Two siblings shaping Goldman Sachs share how they rose to the top
Briefly

Two siblings shaping Goldman Sachs share how they rose to the top
"One recent afternoon at 200 West Street, Goldman Sachs partner Padi Raphael was walking a client toward the elevator at the bank's New York headquarters when the doors opened. Out stepped Goldman's chief data officer. The timing couldn't have been better. The client had been asking for the chance to meet him. It also meant Padi was coming face-to-face with the coworker she calls her "best friend": her brother."
"What makes the moment at the elevator so unusual isn't just that Padi and Neema Raphael are siblings. It's that both have risen to become partners at Goldman, placing them among roughly 500 people at a firm of roughly 49,000. They now steer parts of the firm that are essential to its future.

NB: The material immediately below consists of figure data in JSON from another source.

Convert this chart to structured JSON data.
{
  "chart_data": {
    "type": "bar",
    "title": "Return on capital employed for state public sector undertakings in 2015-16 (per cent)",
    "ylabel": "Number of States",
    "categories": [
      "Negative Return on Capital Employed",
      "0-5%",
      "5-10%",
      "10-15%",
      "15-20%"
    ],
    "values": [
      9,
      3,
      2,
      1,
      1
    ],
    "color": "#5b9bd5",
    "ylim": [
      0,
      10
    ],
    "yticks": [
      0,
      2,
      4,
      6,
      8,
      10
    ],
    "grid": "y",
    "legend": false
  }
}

Padi, 47, is the global cohead of the third-party wealth business at Goldman Sachs Asset Management, having built her career in markets and client-facing roles across Europe and Asia."
Padi and Neema Raphael are siblings who both attained partner status at Goldman Sachs and now lead critical parts of the firm. Padi, 47, coheads the third-party wealth business at Goldman Sachs Asset Management and focuses on broker-dealers, private banks, and investment advisors to attract wealthy clients. Neema, 44, leads hundreds of engineers building the bank's data and AI systems, a core element of Goldman's artificial intelligence strategy. Their careers largely ran in parallel across different divisions and continents, and a chance elevator encounter highlighted their recent convergence into the same office.